Hageman said the three industries currently under scrutiny for climate change are energy, travel and cattle.  She believes that the next step will be BQA and that one won’t be able to sell if they are not BQA certified, claiming that’s how they put producers out of business, reduce meat production, and get cattle off of federal lands.

She said she can foresee adopting a rule that if you don’t comply with BQA, you can’t get a grazing permit, as well as a potential methane tax in the future, claiming this is all about “controlling our food supply and food chain” as “more and unneeded regulations will lead to more beef imports” as mandates like electronic ID can put U.S. producers at a disadvantage against imported beef that doesn’t have such requirements.

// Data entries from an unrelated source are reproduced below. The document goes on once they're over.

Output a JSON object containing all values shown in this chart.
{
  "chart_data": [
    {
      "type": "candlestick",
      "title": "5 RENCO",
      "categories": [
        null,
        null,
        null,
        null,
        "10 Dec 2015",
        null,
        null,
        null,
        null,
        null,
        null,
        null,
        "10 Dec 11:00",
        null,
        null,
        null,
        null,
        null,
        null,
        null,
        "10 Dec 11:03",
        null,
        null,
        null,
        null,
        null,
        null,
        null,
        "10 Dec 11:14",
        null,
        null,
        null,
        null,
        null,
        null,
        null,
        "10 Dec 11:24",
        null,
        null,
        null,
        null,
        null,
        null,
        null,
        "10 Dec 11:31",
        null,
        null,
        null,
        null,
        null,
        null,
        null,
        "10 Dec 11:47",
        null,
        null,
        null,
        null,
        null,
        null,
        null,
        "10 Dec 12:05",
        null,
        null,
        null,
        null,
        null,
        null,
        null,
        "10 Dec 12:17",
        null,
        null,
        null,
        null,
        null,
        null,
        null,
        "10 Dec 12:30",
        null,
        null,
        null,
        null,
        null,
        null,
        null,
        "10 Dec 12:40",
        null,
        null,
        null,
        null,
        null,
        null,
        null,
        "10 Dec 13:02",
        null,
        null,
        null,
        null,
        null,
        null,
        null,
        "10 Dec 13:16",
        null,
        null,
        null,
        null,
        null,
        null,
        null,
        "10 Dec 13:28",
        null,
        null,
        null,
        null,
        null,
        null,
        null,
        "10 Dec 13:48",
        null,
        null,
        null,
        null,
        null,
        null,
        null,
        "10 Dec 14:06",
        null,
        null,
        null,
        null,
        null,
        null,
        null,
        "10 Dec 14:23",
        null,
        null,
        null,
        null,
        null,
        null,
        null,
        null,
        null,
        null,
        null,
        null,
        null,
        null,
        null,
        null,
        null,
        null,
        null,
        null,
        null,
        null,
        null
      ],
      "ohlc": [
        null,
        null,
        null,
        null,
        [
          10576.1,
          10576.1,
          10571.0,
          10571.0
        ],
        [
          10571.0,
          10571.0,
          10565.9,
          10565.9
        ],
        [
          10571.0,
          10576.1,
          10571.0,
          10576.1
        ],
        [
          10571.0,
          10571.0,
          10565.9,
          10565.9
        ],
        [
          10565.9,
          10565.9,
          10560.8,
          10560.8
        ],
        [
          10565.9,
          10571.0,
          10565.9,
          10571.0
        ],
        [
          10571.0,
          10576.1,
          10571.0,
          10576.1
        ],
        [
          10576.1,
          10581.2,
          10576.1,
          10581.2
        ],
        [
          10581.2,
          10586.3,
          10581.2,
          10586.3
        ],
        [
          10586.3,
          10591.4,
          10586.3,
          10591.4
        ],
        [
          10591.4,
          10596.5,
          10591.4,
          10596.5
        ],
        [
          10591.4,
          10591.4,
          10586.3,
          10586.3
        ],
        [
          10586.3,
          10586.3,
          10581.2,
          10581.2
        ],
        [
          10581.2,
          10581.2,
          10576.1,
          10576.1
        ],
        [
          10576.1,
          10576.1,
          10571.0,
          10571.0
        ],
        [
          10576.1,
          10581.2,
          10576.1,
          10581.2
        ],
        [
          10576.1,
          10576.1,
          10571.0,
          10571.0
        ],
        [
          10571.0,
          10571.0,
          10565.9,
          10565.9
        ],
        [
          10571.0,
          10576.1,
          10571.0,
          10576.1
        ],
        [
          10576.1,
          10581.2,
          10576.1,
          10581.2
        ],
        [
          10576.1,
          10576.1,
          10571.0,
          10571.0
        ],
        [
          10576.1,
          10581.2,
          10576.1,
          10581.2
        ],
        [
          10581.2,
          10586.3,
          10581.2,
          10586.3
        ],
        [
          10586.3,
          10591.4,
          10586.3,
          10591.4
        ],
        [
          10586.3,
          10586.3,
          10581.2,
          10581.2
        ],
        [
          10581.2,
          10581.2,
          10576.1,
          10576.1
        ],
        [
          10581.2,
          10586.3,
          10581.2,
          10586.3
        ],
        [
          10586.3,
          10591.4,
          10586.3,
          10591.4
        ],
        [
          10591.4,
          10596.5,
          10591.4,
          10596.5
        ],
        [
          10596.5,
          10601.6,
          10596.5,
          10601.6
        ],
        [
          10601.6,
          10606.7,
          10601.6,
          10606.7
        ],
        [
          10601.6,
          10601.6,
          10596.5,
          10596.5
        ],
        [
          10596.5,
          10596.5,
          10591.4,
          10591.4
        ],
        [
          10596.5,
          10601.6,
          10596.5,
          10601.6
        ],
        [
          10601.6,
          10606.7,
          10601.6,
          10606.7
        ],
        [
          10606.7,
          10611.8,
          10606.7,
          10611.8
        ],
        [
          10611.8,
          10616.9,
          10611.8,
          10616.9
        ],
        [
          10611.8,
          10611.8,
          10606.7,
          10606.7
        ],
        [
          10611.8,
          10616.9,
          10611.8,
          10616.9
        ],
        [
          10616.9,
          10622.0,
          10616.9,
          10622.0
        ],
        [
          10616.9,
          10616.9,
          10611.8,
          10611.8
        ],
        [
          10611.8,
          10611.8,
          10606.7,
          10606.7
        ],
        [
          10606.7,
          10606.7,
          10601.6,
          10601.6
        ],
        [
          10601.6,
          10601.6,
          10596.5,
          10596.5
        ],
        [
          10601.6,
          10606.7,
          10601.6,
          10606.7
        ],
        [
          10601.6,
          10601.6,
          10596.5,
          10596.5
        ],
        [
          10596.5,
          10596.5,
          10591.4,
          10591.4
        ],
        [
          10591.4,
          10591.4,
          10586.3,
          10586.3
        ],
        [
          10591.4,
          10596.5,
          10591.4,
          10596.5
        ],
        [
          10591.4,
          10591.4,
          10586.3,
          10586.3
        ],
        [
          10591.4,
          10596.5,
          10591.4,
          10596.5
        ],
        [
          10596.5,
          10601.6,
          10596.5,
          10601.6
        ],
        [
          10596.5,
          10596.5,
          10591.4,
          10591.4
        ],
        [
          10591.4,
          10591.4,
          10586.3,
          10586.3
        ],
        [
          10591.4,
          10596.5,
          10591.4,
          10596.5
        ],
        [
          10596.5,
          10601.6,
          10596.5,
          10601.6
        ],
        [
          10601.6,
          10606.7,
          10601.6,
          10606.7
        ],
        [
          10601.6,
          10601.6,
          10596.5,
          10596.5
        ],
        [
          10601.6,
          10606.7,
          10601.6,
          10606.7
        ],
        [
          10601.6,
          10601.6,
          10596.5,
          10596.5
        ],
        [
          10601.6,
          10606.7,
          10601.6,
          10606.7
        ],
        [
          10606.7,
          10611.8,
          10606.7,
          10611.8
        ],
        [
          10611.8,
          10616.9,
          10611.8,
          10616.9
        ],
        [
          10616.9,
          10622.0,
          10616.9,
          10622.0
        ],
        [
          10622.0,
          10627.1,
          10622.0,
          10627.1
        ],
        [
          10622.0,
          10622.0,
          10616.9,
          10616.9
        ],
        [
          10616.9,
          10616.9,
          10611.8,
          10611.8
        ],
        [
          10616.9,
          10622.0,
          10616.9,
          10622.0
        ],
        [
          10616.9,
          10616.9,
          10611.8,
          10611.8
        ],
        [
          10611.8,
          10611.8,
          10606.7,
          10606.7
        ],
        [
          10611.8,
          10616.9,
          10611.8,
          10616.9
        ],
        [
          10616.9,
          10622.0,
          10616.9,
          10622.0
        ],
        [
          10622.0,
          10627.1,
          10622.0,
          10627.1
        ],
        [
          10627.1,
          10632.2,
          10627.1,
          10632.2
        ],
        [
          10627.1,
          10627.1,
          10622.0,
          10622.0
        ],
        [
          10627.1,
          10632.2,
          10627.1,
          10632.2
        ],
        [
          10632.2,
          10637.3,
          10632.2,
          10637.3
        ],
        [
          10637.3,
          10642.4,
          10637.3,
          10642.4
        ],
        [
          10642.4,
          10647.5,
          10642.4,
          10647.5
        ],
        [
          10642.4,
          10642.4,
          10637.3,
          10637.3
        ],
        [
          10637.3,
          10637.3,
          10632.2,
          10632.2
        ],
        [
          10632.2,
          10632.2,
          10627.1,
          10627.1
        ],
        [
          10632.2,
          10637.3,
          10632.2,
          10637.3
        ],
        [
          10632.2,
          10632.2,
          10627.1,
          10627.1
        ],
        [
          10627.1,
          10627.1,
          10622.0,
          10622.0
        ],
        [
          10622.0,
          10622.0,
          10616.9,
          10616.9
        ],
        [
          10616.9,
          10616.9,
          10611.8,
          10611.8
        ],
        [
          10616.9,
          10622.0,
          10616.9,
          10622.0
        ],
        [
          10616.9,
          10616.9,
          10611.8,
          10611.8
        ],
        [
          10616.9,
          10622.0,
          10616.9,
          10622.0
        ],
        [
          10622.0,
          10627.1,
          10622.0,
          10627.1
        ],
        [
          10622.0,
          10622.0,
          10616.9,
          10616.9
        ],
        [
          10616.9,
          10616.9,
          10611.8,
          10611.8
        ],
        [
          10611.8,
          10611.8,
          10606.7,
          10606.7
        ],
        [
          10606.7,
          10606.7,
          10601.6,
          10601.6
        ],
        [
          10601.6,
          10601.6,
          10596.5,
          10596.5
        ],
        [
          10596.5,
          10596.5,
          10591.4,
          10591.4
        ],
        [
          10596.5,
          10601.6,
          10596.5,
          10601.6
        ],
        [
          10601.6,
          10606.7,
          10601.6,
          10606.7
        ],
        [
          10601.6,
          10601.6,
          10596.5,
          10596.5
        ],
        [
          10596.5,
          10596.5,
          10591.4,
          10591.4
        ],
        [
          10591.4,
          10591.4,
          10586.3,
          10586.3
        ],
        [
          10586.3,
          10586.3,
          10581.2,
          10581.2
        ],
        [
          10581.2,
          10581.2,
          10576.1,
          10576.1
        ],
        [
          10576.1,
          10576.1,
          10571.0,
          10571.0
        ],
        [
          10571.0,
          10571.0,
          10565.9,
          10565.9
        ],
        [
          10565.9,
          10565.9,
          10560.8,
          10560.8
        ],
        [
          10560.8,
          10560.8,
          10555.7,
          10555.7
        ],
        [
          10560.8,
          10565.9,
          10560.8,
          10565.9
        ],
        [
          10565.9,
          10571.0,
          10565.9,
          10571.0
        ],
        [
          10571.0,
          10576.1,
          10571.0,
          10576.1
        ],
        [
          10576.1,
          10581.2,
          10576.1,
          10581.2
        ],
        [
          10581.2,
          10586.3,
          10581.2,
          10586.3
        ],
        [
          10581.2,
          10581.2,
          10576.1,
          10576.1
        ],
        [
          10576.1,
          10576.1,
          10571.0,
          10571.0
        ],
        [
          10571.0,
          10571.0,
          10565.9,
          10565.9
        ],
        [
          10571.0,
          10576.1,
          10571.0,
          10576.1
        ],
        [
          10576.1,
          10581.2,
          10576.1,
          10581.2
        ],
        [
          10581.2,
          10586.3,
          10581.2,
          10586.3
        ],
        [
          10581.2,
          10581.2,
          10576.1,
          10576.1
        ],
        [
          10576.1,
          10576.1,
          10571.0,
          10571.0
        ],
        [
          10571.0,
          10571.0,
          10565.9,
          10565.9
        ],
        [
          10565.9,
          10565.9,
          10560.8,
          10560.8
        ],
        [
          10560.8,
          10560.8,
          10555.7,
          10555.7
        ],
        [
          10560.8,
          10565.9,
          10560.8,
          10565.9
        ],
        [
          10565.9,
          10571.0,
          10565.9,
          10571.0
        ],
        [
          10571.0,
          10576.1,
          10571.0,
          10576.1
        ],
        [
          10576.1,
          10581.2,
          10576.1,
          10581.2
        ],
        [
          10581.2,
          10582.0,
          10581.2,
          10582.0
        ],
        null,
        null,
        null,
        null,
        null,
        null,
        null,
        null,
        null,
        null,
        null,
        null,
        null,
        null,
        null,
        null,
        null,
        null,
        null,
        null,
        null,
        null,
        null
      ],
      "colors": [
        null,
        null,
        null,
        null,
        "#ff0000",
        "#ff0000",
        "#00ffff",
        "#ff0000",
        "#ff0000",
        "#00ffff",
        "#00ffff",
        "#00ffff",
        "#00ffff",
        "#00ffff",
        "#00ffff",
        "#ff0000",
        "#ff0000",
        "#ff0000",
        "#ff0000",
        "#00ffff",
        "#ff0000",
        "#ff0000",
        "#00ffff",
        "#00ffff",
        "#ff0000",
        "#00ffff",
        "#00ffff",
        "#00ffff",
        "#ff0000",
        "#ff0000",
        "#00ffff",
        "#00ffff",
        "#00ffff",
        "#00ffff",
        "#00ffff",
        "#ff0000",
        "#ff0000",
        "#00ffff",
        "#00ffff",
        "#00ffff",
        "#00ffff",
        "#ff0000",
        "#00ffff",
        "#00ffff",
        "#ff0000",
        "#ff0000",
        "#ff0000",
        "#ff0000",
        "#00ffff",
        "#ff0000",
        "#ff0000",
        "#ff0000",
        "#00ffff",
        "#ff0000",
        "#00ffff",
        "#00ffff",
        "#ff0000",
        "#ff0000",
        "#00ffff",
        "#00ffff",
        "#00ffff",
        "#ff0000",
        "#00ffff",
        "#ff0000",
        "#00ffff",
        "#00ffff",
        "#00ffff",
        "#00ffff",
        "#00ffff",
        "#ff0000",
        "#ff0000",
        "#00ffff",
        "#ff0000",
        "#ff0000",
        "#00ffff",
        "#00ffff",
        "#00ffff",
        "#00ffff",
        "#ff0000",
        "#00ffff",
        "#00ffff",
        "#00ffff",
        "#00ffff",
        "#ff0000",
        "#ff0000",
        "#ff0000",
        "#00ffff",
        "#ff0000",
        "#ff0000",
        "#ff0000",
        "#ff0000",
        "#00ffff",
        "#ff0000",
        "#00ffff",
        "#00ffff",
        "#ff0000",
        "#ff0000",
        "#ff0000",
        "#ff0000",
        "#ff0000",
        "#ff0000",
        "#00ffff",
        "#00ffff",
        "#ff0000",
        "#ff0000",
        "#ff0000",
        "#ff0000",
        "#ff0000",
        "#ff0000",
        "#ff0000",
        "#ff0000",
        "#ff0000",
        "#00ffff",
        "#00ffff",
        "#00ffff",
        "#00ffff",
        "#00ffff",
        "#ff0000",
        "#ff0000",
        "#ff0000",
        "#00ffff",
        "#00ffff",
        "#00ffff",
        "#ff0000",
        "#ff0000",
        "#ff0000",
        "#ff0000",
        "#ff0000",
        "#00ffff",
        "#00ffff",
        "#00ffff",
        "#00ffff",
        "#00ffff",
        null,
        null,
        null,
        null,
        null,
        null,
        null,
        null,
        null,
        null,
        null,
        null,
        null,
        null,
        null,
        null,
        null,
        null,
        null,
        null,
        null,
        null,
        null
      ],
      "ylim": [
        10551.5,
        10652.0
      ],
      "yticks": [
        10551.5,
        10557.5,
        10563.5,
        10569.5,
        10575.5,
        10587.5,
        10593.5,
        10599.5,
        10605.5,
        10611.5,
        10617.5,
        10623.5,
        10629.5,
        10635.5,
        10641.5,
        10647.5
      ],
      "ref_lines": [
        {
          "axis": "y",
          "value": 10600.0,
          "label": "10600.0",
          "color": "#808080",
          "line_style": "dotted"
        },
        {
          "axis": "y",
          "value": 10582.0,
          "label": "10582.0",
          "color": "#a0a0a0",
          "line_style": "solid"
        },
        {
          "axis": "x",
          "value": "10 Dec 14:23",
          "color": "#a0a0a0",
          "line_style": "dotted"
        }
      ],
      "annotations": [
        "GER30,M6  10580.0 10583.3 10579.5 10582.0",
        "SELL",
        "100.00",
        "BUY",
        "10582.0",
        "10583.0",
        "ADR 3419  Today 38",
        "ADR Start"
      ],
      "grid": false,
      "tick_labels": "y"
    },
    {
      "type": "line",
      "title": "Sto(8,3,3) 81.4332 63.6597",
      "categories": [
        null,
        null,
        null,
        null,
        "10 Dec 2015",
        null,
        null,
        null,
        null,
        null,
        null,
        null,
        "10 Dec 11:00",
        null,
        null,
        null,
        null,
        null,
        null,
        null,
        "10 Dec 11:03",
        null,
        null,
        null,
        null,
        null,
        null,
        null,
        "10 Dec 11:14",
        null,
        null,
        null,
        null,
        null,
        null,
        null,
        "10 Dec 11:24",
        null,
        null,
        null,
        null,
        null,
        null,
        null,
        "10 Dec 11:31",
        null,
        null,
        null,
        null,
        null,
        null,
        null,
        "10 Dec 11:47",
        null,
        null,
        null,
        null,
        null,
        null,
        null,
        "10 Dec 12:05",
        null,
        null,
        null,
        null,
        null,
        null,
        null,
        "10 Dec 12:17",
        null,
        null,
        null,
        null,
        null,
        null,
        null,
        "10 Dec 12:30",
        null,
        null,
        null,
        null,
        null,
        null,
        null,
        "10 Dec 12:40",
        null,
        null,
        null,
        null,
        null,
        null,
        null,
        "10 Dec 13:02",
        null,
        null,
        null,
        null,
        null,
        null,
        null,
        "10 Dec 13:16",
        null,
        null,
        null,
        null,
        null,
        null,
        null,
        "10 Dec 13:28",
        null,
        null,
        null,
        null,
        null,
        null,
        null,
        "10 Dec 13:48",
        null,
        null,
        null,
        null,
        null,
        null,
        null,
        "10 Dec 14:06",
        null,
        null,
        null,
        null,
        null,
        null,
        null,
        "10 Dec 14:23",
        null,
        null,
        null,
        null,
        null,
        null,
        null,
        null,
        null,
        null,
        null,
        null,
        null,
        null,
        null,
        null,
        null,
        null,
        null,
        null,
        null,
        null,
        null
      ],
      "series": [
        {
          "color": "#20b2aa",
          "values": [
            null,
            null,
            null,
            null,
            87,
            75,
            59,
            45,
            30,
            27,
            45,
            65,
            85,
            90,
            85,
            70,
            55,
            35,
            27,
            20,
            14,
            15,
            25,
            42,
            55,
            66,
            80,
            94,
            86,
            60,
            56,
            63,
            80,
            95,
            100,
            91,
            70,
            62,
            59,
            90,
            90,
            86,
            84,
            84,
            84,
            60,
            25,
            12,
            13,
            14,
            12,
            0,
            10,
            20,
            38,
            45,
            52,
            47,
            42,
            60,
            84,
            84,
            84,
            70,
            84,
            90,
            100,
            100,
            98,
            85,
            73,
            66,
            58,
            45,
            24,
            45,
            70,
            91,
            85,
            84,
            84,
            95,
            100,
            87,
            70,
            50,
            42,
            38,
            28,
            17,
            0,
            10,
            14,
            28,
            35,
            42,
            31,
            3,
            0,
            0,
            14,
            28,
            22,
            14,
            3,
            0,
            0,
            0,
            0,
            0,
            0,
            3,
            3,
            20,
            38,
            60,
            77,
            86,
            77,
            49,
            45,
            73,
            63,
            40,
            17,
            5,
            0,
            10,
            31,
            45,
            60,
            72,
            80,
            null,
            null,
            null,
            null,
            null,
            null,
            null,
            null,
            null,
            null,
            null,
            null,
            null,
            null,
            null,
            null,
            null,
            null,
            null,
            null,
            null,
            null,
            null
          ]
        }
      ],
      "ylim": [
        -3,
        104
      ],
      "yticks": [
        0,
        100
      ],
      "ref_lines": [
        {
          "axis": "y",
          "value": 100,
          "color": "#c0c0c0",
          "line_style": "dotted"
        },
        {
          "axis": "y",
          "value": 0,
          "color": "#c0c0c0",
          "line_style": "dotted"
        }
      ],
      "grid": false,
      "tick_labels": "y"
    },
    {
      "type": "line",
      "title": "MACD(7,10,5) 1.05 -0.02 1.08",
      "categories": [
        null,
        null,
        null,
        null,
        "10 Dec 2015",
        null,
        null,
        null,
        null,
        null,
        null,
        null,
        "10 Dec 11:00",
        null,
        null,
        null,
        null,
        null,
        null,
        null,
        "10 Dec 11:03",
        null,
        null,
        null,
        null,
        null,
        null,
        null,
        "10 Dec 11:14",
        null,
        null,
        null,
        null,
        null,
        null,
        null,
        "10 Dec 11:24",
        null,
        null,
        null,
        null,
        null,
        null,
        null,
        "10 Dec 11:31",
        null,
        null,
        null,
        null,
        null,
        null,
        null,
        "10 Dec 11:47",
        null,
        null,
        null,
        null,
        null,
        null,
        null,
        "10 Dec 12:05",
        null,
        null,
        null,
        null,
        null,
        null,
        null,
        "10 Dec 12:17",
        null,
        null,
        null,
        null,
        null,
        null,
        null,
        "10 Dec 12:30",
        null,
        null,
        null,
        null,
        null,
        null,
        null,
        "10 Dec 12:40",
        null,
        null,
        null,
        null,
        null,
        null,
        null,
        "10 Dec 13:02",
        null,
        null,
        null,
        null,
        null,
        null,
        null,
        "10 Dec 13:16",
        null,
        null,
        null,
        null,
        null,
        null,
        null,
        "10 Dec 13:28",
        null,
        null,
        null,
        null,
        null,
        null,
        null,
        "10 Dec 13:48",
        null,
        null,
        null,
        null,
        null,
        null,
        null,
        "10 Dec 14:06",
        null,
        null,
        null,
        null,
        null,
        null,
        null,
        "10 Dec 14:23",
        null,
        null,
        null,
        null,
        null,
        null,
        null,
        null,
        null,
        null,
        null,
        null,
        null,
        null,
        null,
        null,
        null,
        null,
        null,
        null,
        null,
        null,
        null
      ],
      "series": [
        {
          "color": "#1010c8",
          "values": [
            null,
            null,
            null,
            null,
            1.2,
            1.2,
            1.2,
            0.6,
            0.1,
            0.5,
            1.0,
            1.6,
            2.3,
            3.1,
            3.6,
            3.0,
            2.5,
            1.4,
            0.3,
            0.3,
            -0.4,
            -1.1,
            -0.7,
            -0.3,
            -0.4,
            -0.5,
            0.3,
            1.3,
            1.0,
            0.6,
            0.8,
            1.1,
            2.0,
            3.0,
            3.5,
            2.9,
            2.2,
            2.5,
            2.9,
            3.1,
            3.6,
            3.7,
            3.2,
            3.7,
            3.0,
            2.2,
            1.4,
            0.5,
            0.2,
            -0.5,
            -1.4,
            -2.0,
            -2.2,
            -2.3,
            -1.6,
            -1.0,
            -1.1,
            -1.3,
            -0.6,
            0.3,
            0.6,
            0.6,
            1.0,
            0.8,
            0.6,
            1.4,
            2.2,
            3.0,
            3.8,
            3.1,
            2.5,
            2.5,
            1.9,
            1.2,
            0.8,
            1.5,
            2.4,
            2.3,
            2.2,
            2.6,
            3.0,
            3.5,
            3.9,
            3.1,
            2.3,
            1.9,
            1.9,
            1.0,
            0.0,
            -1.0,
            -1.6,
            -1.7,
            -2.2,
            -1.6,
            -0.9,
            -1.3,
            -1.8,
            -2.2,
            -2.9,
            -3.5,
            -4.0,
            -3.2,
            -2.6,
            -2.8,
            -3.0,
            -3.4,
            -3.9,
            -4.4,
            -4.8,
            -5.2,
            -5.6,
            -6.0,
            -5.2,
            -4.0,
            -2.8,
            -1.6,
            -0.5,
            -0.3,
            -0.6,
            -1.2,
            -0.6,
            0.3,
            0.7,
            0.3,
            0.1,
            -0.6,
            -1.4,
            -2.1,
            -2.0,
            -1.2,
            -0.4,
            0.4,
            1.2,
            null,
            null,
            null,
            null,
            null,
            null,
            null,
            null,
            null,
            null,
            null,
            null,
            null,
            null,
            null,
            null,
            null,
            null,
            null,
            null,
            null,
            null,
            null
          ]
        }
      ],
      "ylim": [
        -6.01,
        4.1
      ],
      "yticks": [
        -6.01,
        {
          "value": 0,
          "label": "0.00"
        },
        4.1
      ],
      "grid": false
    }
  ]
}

United States Cattlemen’s Association and R-CALF USA support Hageman’s efforts to halt USDA’s implementation of the electronic identification mandate, while in February, the NCBA Cattle Health and Wellbeing Committee adopted a policy to support the current USDA rule to require electronic identification of 18 month and older sexually intact cattle moving across state lines.

Additionally, NCBA “will provide outreach and education to members following anticipated publication of USDA’s final rule requiring EID devices” and “will support a private, industry managed, non-government Independent Database Collaborator (IDC) to serve as a hub for critical data and coordination.”